The identification of a reliable biomarker in neurodegenerative diseases such as Parkinson’s disease and Alzheimer’s disease is an essential step toward treatment of the underlying problem. It is essential to diagnose these diseases early in order to begin appropriate therapeutic agents. Researchers have worked for decades to identify just such a biomarker. Investigations into radiographic analyses, cerebrospinal fluid assays, blood tests, and assessment of other body fluids have failed to uncover a sensitive and specific biomarker. One of the difficulties in this investigative work has been that different laboratories may look for the same biomarker in different ways, and it has become clear that it is not just the target that is critical, but it is also the methodology used to analyze the specific biomarker.
Since the 1990s it has become clear that Parkinson’s disease belongs to a family of diseases in which the protein alpha-synuclein accumulates inappropriately within the nervous system and leads to eventual cell death. These diseases, now termed the synucleinopathies, include Parkinson’s disease, dementia with Lewy bodies, multiple system atrophy, pure autonomic failure, and REM sleep behavior disorder. For the past 30 years, researchers have searched for a reliable way to identify this abnormal alpha-synuclein protein. Investigations into spinal fluid, blood, saliva, salivary gland biopsies, and skin have all emerged as potential ways to identify the abnormal protein.
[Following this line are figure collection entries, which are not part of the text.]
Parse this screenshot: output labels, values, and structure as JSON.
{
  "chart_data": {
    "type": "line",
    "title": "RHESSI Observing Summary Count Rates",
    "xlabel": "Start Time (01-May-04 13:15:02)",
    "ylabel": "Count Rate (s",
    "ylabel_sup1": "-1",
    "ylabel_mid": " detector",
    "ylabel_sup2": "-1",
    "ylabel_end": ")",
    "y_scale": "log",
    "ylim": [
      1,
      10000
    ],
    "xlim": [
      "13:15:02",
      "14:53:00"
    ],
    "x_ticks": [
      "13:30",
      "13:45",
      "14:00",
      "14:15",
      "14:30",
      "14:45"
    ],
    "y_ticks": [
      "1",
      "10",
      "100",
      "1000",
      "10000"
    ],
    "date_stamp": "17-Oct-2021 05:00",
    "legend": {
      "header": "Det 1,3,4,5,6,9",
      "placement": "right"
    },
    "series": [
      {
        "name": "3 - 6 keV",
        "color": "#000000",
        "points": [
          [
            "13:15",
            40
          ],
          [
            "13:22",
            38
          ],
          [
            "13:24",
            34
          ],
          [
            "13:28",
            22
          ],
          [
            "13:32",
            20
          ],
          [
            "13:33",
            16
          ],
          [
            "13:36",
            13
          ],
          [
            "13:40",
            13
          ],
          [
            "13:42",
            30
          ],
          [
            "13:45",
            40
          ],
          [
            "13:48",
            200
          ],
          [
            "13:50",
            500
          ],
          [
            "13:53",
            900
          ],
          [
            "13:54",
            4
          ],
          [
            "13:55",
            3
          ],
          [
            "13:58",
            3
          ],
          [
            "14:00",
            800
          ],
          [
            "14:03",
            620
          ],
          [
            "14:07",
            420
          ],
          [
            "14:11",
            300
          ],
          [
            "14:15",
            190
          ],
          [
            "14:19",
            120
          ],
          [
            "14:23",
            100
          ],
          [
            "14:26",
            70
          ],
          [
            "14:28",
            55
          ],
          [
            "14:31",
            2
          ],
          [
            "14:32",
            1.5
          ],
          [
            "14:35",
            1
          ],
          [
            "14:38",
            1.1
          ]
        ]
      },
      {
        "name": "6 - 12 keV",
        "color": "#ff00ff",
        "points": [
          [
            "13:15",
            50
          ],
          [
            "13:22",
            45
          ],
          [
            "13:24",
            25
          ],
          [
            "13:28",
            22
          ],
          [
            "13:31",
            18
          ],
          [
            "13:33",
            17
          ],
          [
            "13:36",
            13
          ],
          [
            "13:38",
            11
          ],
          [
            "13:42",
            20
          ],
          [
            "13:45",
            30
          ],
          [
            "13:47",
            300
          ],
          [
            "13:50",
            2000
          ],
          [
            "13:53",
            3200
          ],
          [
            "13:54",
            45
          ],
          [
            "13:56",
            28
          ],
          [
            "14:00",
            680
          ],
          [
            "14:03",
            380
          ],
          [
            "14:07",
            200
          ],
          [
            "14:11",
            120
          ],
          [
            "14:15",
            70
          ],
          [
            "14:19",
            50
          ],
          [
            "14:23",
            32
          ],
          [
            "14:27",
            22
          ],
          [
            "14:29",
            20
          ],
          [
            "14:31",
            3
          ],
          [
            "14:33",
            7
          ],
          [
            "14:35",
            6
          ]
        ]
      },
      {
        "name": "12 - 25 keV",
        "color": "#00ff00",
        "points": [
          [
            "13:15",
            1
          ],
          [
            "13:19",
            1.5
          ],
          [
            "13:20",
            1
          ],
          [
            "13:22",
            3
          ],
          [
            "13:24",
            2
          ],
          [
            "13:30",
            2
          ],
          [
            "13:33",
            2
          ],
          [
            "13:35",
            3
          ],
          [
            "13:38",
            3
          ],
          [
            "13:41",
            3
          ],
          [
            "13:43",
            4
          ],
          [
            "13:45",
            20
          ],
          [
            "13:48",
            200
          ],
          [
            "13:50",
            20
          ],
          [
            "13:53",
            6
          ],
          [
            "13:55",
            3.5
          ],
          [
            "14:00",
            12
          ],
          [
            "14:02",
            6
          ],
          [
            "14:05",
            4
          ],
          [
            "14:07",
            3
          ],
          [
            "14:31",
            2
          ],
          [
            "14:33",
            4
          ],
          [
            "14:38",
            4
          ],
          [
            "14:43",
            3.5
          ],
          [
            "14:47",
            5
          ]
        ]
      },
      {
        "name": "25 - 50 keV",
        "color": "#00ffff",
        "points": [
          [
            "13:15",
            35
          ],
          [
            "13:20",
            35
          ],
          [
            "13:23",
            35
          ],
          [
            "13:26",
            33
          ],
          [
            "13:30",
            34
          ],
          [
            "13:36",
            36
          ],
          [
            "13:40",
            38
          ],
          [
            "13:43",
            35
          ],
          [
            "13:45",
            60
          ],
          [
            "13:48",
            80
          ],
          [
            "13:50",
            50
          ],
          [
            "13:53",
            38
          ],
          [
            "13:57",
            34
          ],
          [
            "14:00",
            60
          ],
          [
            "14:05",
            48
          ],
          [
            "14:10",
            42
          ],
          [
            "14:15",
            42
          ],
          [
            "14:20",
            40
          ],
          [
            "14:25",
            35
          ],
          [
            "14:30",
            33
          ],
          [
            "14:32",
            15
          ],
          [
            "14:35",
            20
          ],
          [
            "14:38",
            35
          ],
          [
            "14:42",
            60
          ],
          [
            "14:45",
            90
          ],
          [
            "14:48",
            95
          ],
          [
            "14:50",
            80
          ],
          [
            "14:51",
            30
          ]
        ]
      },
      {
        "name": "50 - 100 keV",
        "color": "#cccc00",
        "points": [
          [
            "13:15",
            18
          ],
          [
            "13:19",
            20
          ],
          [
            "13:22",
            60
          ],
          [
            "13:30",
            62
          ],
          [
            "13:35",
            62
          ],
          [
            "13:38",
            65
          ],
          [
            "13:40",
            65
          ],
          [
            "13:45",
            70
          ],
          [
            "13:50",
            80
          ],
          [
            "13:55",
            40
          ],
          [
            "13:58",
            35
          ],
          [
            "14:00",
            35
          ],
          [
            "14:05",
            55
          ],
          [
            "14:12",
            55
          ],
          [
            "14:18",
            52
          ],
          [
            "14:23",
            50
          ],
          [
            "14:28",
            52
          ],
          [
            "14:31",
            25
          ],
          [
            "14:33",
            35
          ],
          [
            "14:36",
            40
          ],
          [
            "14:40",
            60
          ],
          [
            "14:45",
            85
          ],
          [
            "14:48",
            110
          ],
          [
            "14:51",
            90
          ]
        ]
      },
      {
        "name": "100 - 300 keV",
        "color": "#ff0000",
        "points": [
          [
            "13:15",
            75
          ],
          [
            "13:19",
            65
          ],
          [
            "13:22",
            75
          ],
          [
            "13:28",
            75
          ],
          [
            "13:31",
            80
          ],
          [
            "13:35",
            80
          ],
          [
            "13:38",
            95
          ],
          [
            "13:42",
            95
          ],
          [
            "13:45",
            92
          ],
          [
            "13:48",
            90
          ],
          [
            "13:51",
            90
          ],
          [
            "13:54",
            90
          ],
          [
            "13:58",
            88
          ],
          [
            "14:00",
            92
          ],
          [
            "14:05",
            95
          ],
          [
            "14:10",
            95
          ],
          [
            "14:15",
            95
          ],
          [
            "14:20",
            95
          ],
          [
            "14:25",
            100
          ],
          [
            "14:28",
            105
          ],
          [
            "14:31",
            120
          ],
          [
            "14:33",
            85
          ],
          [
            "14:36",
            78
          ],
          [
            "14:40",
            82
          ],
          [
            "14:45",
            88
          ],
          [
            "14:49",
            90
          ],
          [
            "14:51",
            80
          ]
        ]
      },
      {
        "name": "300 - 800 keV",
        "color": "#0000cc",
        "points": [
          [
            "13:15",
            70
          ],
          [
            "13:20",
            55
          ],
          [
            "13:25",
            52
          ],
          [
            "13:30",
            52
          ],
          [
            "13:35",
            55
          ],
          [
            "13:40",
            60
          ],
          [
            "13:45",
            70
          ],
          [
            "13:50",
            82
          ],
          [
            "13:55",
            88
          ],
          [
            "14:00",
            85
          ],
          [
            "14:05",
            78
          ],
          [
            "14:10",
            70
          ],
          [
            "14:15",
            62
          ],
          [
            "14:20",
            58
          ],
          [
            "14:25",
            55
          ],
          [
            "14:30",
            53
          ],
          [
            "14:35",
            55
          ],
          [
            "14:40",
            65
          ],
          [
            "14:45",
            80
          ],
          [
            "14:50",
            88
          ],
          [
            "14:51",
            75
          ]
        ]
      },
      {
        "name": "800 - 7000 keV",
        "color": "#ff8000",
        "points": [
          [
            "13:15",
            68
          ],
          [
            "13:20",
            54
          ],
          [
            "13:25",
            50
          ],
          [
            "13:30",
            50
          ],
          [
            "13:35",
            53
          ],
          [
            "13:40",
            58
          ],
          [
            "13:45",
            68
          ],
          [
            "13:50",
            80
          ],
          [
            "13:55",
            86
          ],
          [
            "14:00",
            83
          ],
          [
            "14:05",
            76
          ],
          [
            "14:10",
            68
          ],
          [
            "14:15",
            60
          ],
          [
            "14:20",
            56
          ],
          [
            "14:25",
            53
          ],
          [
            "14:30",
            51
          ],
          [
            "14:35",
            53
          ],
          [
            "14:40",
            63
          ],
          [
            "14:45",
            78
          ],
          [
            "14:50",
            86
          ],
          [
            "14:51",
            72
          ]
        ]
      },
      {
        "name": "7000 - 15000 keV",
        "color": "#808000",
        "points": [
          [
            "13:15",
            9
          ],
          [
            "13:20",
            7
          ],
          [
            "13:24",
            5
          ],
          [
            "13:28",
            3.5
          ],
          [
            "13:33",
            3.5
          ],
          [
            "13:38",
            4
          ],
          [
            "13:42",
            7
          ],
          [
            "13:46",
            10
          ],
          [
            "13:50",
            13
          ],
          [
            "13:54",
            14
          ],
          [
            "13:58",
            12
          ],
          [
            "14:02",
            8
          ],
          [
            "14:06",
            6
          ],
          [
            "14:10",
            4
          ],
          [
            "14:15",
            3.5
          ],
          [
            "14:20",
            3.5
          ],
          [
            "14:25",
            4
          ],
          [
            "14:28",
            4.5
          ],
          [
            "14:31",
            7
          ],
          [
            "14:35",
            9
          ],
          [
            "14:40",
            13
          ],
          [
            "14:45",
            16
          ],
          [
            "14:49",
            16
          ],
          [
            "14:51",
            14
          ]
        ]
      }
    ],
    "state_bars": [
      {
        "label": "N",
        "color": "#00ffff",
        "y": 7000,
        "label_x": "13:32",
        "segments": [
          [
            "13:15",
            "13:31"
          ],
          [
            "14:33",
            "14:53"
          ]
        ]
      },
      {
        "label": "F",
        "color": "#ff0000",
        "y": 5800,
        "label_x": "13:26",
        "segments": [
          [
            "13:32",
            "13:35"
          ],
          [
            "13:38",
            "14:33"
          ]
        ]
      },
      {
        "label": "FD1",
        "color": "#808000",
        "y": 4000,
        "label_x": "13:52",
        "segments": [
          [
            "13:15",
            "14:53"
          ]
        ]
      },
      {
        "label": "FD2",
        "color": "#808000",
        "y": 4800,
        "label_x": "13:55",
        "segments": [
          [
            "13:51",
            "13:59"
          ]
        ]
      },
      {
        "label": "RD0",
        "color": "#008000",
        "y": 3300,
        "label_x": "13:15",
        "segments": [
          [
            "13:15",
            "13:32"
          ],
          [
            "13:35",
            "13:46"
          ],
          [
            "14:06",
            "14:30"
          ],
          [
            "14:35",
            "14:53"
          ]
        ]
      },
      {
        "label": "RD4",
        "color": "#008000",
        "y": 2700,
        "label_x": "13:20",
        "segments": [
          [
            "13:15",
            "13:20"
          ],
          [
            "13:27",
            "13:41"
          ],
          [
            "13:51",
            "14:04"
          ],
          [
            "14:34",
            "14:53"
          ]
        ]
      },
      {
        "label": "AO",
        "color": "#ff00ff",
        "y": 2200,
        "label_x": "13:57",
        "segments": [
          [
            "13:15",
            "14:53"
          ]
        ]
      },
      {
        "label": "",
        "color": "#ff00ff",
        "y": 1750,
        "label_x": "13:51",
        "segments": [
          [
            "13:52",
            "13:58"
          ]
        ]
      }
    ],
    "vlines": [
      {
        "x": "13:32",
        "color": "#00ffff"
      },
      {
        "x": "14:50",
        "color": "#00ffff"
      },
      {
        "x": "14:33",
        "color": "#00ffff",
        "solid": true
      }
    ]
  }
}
One of the largest studies of synuclein, the Systemic Synuclein Sampling Study (S4), found synuclein deposition in skin was highly specific, but it was seen in only 24% of patients with Parkinson’s disease. These results contradict the findings of numerous other investigators, including researchers from the US, Germany, and Italy, who have shown that phosphorylated alpha-synuclein can be seen in the skin of 80-95+% of Parkinson’s patients.
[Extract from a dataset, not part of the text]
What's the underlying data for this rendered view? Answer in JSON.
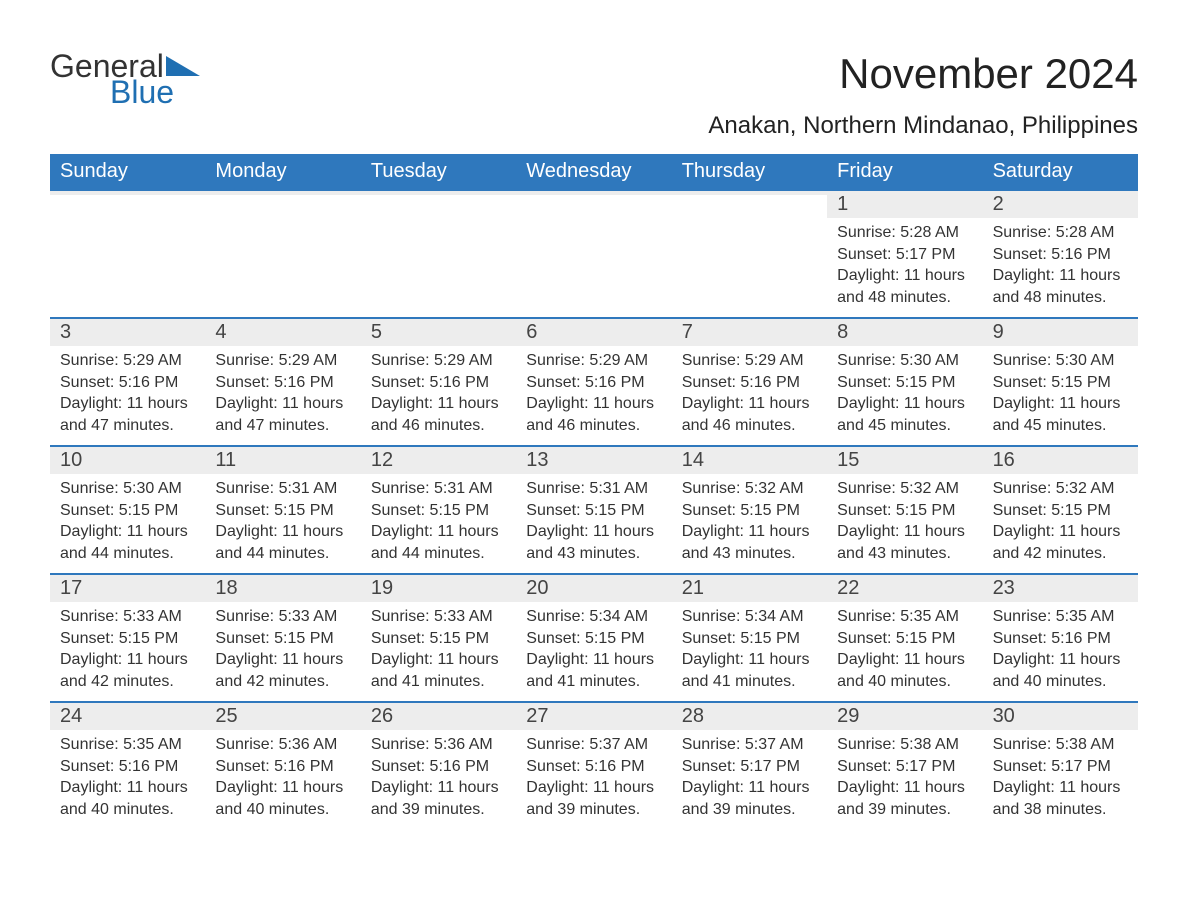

A recent editorial in the journal Neurology sought to explore how differences in methodologies explained the discrepant sensitivity findings. Dr. Gibbons, et al highlight that the S4 study used formalin-fixed and paraffin-embedded tissue, a method that has never gained acceptance in the study of peripheral nerve tissue. The S4 study also used thinly cut sections, which disrupt nerve fiber structure and reduce the ability to visualize intra-neural synuclein deposition. This procedure is in contradiction to international standards for skin biopsy processing to visualize nerves in which only thick, paraformaldehyde-fixed tissue can be used. As the authors of the S4 study note, the deposition of alpha-synuclein is “patchy.” Therefore, a standard 4-micrometer-thick paraffin-embedded tissue section provides only a fraction of the tissue volume obtained with a 50-micrometer section. A significant sampling error is introduced by using thin paraffin sections as was done in the S4 study.
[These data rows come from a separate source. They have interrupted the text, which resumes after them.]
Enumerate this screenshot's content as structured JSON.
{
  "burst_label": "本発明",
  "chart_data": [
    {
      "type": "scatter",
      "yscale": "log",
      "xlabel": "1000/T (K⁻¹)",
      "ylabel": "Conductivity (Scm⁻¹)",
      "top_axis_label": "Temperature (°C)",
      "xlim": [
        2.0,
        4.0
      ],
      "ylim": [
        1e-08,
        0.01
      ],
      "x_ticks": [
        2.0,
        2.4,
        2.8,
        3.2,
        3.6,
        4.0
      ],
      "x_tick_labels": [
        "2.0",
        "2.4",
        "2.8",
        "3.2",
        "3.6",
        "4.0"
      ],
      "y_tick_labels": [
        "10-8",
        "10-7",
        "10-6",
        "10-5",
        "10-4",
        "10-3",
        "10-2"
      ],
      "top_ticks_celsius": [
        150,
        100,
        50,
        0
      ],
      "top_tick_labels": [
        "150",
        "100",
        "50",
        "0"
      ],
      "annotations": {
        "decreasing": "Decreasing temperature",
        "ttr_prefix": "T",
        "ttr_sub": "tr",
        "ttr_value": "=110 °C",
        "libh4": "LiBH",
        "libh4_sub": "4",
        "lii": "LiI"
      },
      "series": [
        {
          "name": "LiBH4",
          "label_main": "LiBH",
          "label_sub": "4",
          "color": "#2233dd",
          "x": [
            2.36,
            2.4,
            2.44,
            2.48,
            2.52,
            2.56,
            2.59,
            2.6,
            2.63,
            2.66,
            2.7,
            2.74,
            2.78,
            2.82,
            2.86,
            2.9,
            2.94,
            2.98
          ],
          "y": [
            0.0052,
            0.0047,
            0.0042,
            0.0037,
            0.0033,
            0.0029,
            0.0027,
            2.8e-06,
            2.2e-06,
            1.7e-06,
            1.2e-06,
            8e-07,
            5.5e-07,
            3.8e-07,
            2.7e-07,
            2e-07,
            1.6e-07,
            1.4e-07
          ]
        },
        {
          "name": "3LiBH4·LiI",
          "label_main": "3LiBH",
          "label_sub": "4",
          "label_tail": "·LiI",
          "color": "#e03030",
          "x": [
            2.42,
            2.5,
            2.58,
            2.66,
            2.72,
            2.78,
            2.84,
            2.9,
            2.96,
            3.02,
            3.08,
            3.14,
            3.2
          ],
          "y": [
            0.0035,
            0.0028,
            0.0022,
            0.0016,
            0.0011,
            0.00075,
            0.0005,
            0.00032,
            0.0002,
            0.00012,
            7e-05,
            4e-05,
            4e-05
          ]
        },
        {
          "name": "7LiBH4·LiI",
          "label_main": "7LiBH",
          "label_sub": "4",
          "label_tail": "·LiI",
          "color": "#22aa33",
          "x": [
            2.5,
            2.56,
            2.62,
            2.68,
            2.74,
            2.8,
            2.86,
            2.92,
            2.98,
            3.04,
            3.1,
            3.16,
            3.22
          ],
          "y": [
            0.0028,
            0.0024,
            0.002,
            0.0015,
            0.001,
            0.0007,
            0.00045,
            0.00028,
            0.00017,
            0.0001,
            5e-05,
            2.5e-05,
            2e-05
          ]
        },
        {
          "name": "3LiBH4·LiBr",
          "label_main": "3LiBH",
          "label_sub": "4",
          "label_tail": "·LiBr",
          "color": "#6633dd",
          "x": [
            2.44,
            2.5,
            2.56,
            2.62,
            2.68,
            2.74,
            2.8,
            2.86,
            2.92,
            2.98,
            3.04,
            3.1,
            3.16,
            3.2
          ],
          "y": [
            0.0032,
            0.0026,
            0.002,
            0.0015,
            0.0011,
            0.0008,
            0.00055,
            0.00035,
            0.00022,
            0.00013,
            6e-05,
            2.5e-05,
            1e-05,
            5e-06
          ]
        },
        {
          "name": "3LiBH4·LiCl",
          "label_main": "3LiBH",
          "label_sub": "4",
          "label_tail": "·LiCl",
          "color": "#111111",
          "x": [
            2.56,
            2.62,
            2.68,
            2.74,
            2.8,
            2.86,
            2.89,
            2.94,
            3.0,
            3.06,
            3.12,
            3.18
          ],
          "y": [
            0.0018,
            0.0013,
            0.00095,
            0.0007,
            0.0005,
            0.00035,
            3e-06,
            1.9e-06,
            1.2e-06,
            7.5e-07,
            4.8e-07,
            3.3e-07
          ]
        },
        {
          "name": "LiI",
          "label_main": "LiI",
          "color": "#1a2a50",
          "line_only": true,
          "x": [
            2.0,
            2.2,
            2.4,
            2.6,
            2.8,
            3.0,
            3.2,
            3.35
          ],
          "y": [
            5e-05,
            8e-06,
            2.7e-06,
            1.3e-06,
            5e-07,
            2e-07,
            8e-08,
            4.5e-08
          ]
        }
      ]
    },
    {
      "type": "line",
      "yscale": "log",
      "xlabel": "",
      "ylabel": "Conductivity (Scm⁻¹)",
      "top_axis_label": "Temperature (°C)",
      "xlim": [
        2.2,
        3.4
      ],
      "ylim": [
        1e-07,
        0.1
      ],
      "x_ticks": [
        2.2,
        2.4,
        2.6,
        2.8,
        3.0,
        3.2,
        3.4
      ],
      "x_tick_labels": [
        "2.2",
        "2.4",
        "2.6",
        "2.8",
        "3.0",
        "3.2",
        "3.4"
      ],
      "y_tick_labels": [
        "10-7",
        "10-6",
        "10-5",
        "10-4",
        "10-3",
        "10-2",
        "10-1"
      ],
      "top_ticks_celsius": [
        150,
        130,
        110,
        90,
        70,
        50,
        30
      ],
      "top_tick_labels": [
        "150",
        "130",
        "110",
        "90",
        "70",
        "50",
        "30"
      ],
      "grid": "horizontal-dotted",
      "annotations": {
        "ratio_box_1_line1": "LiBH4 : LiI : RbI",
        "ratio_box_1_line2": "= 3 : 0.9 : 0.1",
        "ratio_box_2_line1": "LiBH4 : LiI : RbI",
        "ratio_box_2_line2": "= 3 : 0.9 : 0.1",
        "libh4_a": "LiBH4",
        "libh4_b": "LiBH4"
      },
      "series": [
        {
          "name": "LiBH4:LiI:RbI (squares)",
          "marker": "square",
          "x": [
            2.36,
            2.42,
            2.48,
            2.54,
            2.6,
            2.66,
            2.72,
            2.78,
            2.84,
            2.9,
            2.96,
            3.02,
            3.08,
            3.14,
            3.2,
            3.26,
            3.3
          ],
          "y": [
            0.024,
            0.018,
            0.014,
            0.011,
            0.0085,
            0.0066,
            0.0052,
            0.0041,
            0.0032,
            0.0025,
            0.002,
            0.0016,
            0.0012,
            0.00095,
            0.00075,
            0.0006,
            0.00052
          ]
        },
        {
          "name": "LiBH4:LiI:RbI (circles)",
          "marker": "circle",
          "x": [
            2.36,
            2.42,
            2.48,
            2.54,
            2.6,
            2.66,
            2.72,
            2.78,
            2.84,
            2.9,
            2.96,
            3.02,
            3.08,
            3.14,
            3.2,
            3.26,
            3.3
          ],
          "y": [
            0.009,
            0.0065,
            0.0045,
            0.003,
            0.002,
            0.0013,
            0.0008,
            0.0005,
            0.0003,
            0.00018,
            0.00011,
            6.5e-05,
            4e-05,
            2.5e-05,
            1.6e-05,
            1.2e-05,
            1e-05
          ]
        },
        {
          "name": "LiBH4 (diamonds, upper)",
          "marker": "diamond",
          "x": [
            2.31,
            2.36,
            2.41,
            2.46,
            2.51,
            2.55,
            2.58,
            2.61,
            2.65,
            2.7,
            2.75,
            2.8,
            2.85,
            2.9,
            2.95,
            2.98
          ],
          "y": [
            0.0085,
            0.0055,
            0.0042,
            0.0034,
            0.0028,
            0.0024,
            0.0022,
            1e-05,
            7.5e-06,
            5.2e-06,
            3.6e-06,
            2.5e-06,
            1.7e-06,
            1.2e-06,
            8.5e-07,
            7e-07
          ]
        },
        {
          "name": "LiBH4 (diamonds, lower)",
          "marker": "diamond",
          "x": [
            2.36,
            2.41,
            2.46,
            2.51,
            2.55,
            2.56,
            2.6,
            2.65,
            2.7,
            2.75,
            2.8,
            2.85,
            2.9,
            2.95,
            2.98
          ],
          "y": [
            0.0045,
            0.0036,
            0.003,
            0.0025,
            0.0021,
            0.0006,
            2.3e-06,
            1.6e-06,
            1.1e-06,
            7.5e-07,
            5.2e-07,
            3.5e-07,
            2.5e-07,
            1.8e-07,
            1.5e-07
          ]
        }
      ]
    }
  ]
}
These widely differing study results emphasize the importance of using the best possible methodology when searching for something as important as the first biomarker for the synucleinopathies. At CND Life Sciences, we utilize methods initially developed by researchers from across the world and then further refined in our state-of-the-art lab. We are proud to offer this test as a diagnostic tool for patients and doctors, and we will continue to work with pharmaceutical companies to track their progress in finding better treatments for these diseases.